An extraordinary story has generated an extraordinary film for which Miller won best director at the 2014 Cannes Film Festival. So, how much of it really happened?

“Well, 84.743 per cent I think,” he says with a slow smile. “Look, it’s cinema. The research took years. We have all this testimony. I think the film is essentially true. There is a difference between facts and truth. Look, I know this sounds roundabout, but what I am saying is I can sleep at night, knowing there is nothing that violates the essential truth of what happened.”

An erudite middle-class New Yorker in his mid-40s, Miller has managed to secure strong central performances in each of his three dramatic features: Philip Seymour Hoffman in Capote; Brad Pitt in Moneyball; Carell in Foxcatcher. That last turn is surely the most unexpected. We have seen comic actors turn serious before, but Carell brings supernatural grimness to his version of du Pont. There's a clamminess there we've never experienced from the actor. I assume Miller enjoyed playing with our expectations.

“Yes. Though I would say that ‘playing’ is not a good word,” he says. “There are preconceptions about du Pont also. Nobody expected him to do what he did. There is something about du Pont whereby people do perceive him as being benign. You get something a bit similar with Steve. As he said to me, he’d only ever played characters who were perceived to have mushy centres.”

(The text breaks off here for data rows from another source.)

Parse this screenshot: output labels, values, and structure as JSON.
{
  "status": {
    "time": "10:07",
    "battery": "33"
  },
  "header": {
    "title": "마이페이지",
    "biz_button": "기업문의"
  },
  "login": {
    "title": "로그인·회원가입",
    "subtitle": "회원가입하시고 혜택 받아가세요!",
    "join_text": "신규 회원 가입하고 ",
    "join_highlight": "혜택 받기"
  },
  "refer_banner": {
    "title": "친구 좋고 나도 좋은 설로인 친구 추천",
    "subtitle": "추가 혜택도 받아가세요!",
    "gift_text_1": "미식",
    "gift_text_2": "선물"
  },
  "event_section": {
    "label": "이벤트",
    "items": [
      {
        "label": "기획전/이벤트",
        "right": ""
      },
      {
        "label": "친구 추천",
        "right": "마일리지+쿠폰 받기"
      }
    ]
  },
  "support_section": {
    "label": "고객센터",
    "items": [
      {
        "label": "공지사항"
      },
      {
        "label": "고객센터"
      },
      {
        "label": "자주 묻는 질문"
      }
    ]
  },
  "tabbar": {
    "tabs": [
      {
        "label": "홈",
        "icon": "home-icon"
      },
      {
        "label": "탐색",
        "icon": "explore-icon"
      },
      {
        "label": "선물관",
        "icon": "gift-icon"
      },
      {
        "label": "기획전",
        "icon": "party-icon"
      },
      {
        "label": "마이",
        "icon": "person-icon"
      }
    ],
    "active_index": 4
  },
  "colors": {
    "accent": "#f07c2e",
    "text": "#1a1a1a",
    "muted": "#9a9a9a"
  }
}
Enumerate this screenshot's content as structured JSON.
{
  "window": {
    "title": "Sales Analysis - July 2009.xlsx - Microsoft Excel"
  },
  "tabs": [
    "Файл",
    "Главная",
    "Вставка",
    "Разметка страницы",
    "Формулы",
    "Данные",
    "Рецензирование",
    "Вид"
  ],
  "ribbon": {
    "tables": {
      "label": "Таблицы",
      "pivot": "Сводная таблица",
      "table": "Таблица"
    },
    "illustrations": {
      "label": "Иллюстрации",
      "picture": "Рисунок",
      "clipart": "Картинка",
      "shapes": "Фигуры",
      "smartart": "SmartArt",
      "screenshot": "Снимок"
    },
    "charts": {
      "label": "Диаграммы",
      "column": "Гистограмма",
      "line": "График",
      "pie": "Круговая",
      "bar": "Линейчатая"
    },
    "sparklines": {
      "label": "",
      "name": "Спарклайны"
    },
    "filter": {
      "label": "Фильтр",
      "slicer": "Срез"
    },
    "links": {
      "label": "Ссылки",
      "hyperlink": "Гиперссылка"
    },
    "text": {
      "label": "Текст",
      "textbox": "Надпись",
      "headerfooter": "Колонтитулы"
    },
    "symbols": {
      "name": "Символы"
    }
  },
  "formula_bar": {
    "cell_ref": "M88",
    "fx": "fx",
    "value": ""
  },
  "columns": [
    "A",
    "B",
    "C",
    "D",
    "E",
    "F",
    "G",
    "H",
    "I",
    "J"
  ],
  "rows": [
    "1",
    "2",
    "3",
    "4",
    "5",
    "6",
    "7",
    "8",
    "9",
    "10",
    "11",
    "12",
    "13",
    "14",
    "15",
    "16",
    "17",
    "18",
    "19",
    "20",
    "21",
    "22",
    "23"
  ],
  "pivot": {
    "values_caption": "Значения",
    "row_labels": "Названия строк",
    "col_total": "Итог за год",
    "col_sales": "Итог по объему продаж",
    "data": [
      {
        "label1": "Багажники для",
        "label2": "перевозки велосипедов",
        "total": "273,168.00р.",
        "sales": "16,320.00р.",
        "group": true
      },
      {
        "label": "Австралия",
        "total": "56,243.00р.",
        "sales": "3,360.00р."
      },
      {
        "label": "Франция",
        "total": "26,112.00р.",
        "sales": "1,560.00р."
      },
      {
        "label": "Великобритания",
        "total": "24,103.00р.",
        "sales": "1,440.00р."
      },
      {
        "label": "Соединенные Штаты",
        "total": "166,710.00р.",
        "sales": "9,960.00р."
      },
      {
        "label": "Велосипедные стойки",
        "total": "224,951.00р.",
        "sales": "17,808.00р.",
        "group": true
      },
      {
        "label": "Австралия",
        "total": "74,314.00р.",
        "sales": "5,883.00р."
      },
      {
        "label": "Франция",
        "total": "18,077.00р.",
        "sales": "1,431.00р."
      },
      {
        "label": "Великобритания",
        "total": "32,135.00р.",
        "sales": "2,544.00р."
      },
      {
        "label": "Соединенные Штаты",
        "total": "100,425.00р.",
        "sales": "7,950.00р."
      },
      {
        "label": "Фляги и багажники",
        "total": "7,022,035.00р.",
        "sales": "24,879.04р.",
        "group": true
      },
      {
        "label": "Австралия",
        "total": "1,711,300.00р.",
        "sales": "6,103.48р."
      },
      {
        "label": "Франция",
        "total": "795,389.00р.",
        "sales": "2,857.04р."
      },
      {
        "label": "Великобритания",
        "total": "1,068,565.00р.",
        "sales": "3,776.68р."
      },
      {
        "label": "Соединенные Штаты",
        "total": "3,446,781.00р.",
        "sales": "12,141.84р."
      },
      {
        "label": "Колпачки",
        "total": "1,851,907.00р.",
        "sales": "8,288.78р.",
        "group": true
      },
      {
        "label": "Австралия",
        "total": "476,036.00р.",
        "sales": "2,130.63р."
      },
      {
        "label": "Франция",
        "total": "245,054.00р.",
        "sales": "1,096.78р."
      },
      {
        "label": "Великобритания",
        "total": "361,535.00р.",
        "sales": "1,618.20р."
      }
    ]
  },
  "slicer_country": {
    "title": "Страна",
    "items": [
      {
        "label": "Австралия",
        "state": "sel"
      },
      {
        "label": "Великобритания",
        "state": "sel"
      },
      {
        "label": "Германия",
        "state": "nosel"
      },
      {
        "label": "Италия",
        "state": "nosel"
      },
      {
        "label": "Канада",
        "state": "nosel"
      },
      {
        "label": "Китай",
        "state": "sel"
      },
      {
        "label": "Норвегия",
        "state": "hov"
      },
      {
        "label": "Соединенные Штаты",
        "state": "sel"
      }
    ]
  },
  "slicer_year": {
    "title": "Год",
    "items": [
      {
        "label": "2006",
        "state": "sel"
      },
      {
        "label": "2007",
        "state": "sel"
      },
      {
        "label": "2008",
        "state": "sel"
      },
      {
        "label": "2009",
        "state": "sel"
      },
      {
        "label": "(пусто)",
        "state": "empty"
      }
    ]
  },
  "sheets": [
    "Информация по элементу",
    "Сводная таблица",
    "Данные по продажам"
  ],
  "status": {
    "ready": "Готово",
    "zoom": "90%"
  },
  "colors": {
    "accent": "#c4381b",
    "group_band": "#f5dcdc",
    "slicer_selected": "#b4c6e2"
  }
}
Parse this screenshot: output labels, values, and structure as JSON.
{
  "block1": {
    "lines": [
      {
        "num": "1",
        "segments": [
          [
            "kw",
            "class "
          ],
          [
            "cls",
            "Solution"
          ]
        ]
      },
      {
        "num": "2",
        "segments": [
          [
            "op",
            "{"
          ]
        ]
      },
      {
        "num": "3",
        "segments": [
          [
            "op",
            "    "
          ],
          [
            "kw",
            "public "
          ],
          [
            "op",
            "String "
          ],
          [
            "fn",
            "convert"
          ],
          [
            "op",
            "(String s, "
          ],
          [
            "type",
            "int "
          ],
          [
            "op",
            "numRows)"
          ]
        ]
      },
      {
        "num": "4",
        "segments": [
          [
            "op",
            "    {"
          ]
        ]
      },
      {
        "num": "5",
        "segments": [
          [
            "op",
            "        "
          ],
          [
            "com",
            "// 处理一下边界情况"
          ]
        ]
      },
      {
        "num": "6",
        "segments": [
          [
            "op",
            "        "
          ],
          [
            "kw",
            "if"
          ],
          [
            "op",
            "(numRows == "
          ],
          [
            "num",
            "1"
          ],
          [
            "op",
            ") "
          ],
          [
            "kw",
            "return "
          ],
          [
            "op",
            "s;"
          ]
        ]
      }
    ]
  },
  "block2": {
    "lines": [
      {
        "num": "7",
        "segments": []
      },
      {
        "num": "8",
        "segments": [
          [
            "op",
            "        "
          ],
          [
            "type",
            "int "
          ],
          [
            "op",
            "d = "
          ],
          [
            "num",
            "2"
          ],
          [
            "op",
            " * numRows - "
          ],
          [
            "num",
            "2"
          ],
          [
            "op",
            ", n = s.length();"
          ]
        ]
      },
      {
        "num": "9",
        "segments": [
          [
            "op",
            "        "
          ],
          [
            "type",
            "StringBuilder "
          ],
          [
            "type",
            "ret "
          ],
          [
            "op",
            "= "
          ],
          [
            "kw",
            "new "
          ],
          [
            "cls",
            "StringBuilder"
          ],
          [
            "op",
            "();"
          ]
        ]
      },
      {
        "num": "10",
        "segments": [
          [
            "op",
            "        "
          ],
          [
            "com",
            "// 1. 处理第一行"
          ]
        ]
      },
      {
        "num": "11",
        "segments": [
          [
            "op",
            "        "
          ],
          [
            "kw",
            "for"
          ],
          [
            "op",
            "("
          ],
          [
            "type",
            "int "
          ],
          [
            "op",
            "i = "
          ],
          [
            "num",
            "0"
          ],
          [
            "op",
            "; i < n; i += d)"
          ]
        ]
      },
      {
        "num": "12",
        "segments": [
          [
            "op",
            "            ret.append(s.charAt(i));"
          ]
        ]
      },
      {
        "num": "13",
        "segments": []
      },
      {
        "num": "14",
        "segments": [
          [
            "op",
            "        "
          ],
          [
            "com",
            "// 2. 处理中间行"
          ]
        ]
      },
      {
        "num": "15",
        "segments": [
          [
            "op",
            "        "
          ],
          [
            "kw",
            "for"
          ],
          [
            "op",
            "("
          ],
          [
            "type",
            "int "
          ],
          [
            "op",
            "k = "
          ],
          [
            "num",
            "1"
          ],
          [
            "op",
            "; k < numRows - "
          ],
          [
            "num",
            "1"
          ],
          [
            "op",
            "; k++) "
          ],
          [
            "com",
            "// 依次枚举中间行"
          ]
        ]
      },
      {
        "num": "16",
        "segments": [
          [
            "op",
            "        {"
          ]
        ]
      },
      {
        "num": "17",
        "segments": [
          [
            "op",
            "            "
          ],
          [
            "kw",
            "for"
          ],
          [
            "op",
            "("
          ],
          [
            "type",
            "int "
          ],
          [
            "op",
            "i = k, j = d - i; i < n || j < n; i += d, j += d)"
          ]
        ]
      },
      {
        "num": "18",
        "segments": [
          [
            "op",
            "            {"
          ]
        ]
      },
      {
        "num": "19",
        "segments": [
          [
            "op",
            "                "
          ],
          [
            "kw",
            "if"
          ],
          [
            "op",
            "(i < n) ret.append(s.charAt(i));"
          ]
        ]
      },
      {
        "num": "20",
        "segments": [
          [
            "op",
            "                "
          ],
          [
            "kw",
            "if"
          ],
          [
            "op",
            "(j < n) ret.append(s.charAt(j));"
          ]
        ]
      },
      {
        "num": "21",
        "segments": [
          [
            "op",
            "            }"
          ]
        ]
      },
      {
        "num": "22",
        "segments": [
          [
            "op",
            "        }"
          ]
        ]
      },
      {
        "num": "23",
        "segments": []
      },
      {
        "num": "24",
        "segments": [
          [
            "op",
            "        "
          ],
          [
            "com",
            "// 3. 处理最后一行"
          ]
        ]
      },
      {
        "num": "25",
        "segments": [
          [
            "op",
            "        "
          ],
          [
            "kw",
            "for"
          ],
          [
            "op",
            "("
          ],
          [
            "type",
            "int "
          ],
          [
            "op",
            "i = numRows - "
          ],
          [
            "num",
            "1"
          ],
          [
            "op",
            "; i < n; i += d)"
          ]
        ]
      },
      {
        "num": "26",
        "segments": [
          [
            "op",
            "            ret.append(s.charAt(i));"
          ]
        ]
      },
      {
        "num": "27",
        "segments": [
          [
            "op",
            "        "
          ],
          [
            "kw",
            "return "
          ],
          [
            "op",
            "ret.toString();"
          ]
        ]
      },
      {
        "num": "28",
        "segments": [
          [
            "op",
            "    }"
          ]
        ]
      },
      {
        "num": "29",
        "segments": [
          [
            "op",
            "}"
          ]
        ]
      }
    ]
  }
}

There are, for those of us outside the family, whole missing decades in Miller's life. He studied at NYU. He made corporate videos. He planned films that never came to pass. When he was 30, he made a documentary called The Cruise. But it was not until Capote, in 2005, that he registered with the greater film world. Why did it take so long? (Was everyone just waiting for him to go on to the next sentence?)

“Yeah, I was at NYU for a while, but I spent most of the time playing chess in Washington Square Park,” he says. “I continued to sit there after graduation. Ha ha! Later I lost a job I’d got working as an assistant to a film-maker. But I realised that this was where I belonged. I wanted to be a film-maker. I would either do that or become a homeless person.”

The Cruise, a study of a New York tour guide, attracted quite a bit of attention, but it was still some achievement to get Capote off the ground. He had never directed a dramatic feature. Here we had a biopic of Truman Capote on a decent (if not huge) budget.

The gamble paid off. The film received five Oscar nominations and Hoffman won best actor for his spooky impersonation of the writer.

"Well, I was sort of a one-man band," he says. "I found a routine and the people I wanted to work with all the time. By the time Capote came along, I had a cinematographer and a costume designer. We were a team."

Miller has belatedly made quite a career for himself. His first two films received Oscar nominations for best picture and Foxcatcher seems likely to repeat the feat. Somehow or other, he has become one of the industry's most original tellers of true stories. He has the ear of the studios. When we speak at the London Film Festival in October, he is dating Ashley Olsen (yes, of the Olsen twins).

So, what does he plan next?

“I have absolutely no idea. Do you have an envelope to pass to me? Ha ha!”